The Australian Prudential Regulation Authority (APRA) announced today that it had decided to keep the countercyclical capital buffer (CCyB) for authorised deposit-taking institutions (ADIs) on hold at zero per cent. What was really interesting however is that the information paper also flagged the likelihood of a non-zero default level in the future.
Here is the relevant extract from the APRA media release:
…. the information paper notes that APRA is also giving consideration to introducing a non-zero default level for the CCyB as part of its broader reforms to the ADI capital framework.
“APRA flags setting the countercyclical capital buffer at non-zero level”, APRA media announcement, 11 December 2019
APRA Chair Wayne Byres said: “Given current conditions, and the financial strength built up within the banking sector, a zero counter-cyclical buffer remains appropriate.
“However, setting the countercyclical capital buffer’s default position at a non-zero level as part of the ‘unquestionably strong’ framework would not only preserve the resilience of the banking sector, but also provide more flexibility to adjust the buffer in response to material changes in financial stability risks. This is something APRA will consult on as part of the next stage of the capital reforms currently underway.
“Importantly, this would be considered within the capital targets previously announced – it does not reflect any intention to further raise minimum capital requirements.”
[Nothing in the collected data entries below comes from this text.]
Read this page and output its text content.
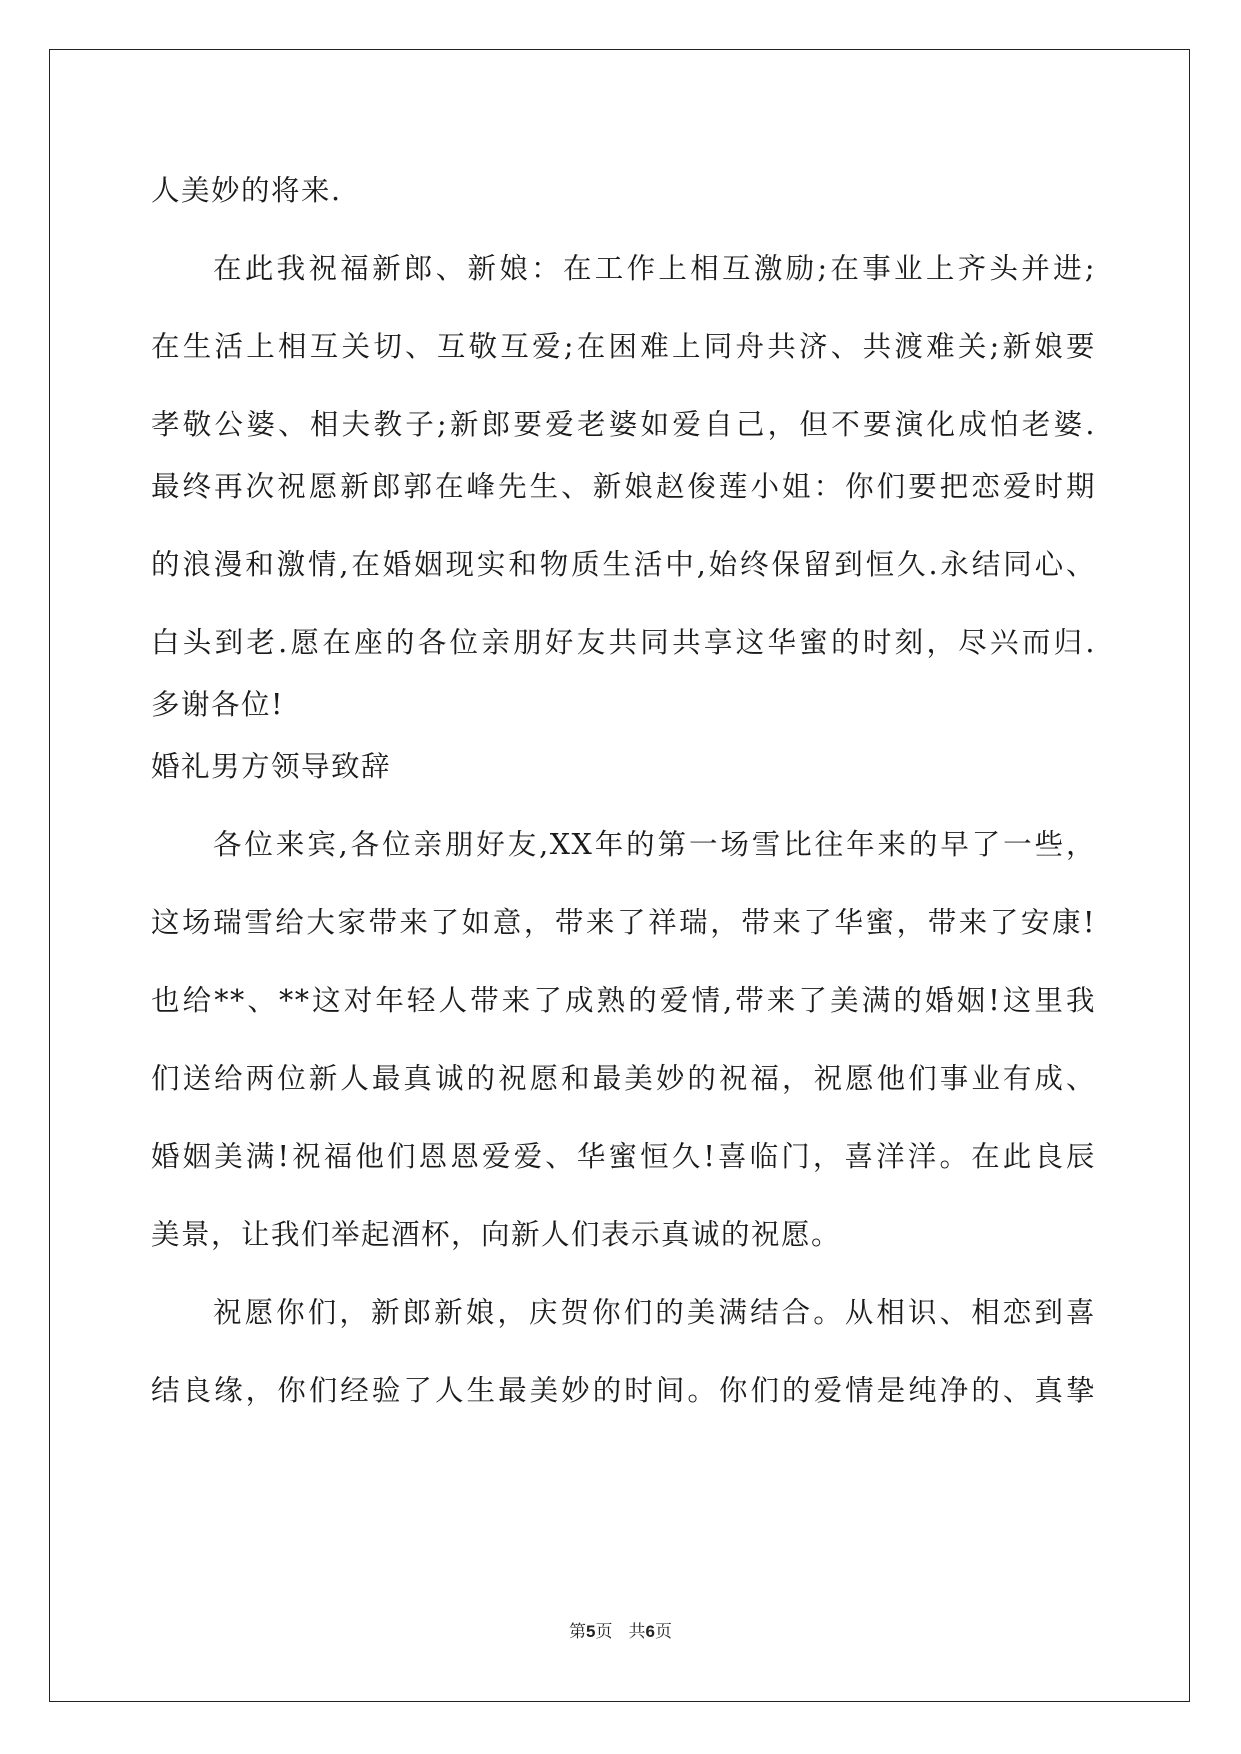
人美妙的将来.
在此我祝福新郎、新娘：在工作上相互激励;在事业上齐头并进;
在生活上相互关切、互敬互爱;在困难上同舟共济、共渡难关;新娘要
孝敬公婆、相夫教子;新郎要爱老婆如爱自己，但不要演化成怕老婆.
最终再次祝愿新郎郭在峰先生、新娘赵俊莲小姐：你们要把恋爱时期
的浪漫和激情,在婚姻现实和物质生活中,始终保留到恒久.永结同心、
白头到老.愿在座的各位亲朋好友共同共享这华蜜的时刻，尽兴而归.
多谢各位!
婚礼男方领导致辞
各位来宾,各位亲朋好友,XX年的第一场雪比往年来的早了一些，
这场瑞雪给大家带来了如意，带来了祥瑞，带来了华蜜，带来了安康!
也给**、**这对年轻人带来了成熟的爱情,带来了美满的婚姻!这里我
们送给两位新人最真诚的祝愿和最美妙的祝福，祝愿他们事业有成、
婚姻美满!祝福他们恩恩爱爱、华蜜恒久!喜临门，喜洋洋。在此良辰
美景，让我们举起酒杯，向新人们表示真诚的祝愿。
祝愿你们，新郎新娘，庆贺你们的美满结合。从相识、相恋到喜
结良缘，你们经验了人生最美妙的时间。你们的爱情是纯净的、真挚
第5页 共6页
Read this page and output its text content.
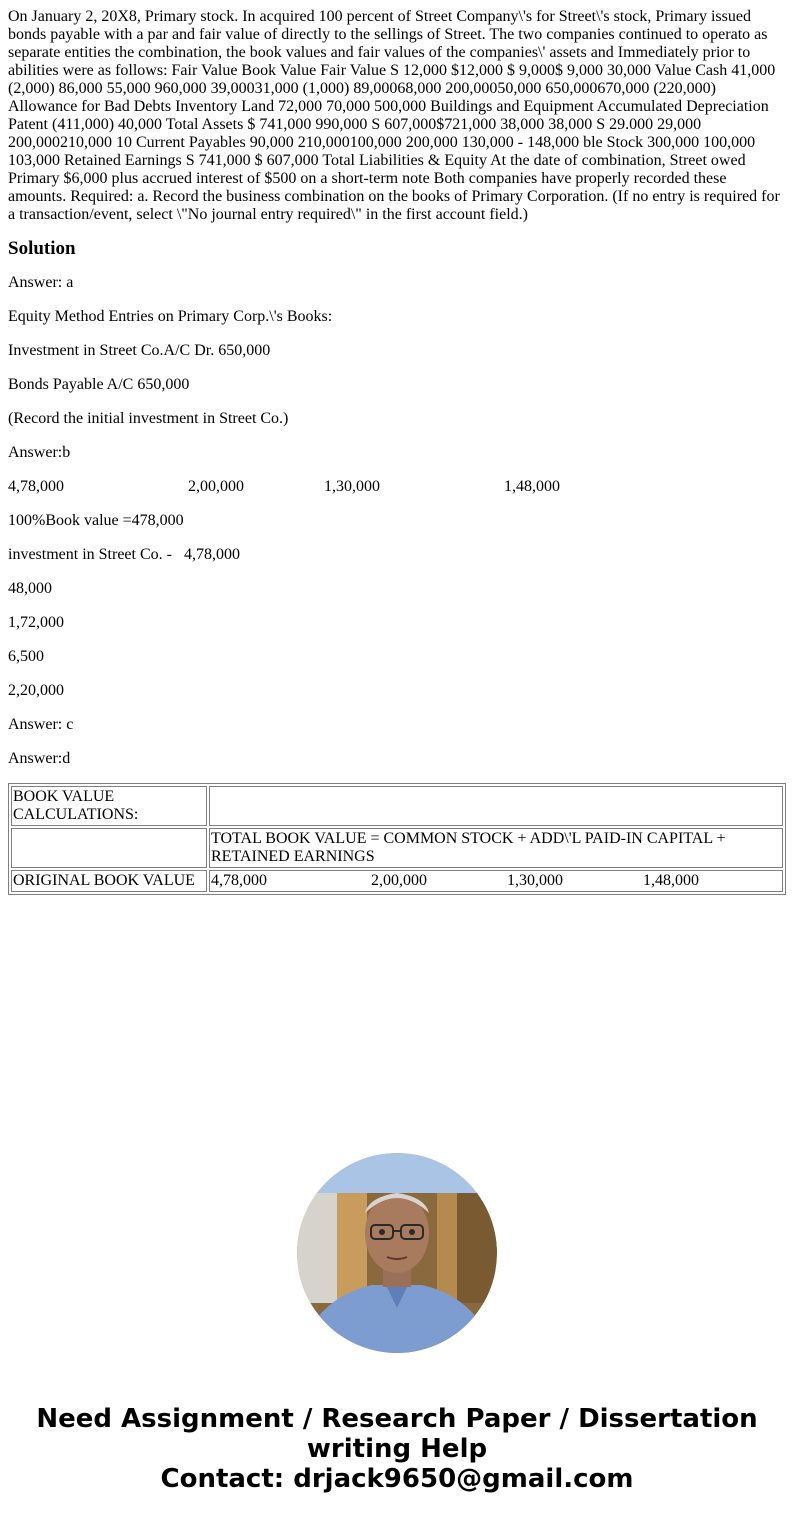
On January 2, 20X8, Primary stock. In acquired 100 percent of Street Company\'s for Street\'s stock, Primary issued bonds payable with a par and fair value of directly to the sellings of Street. The two companies continued to operato as separate entities the combination, the book values and fair values of the companies\' assets and Immediately prior to abilities were as follows: Fair Value Book Value Fair Value S 12,000 $12,000 $ 9,000$ 9,000 30,000 Value Cash 41,000 (2,000) 86,000 55,000 960,000 39,00031,000 (1,000) 89,00068,000 200,00050,000 650,000670,000 (220,000) Allowance for Bad Debts Inventory Land 72,000 70,000 500,000 Buildings and Equipment Accumulated Depreciation Patent (411,000) 40,000 Total Assets $ 741,000 990,000 S 607,000$721,000 38,000 38,000 S 29.000 29,000 200,000210,000 10 Current Payables 90,000 210,000100,000 200,000 130,000 - 148,000 ble Stock 300,000 100,000 103,000 Retained Earnings S 741,000 $ 607,000 Total Liabilities & Equity At the date of combination, Street owed Primary $6,000 plus accrued interest of $500 on a short-term note Both companies have properly recorded these amounts. Required: a. Record the business combination on the books of Primary Corporation. (If no entry is required for a transaction/event, select \"No journal entry required\" in the first account field.)
Solution

Answer: a

Equity Method Entries on Primary Corp.\'s Books:

Investment in Street Co.A/C Dr. 650,000

Bonds Payable A/C 650,000

(Record the initial investment in Street Co.)

Answer:b

4,78,000                               2,00,000                    1,30,000                               1,48,000

100%Book value =478,000

investment in Street Co. -   4,78,000

48,000

1,72,000

6,500

2,20,000

Answer: c

Answer:d

BOOK VALUE CALCULATIONS:	
	TOTAL BOOK VALUE = COMMON STOCK + ADD\'L PAID-IN CAPITAL + RETAINED EARNINGS
ORIGINAL BOOK VALUE	4,78,000                          2,00,000                    1,30,000                    1,48,000
Need Assignment / Research Paper / Dissertation
writing Help
Contact: drjack9650@gmail.com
I have argued the case for a non-zero default setting on this buffer in a long form note I published on my blog here, and published some shorter posts on the countercyclical capital buffer here, here and here). One important caveat is is that incorporating a non-zero default for the CCyB does not necessarily means that a bank needs to hold more capital. It is likely to be sufficient to simply partition a set amount of the existing capital surplus. In this regard, it is interesting that APRA has explicitly linked this potential change to the review it it initiated in the August 2018 Discussion Paper on “Improving the transparency, comparability and flexibility of the ADI capital framework”.
I covered that discussion paper in some depth here but one of the options discussed in this paper (“Capital ratio adjustments”) involves APRA modifying the calculation of regulatory capital ratios to utilise more internationally harmonised definitions of capital and Risk Weighted Assets.
Summing up, I would rate this as a positive development but we need to watch how the policy development process plays out.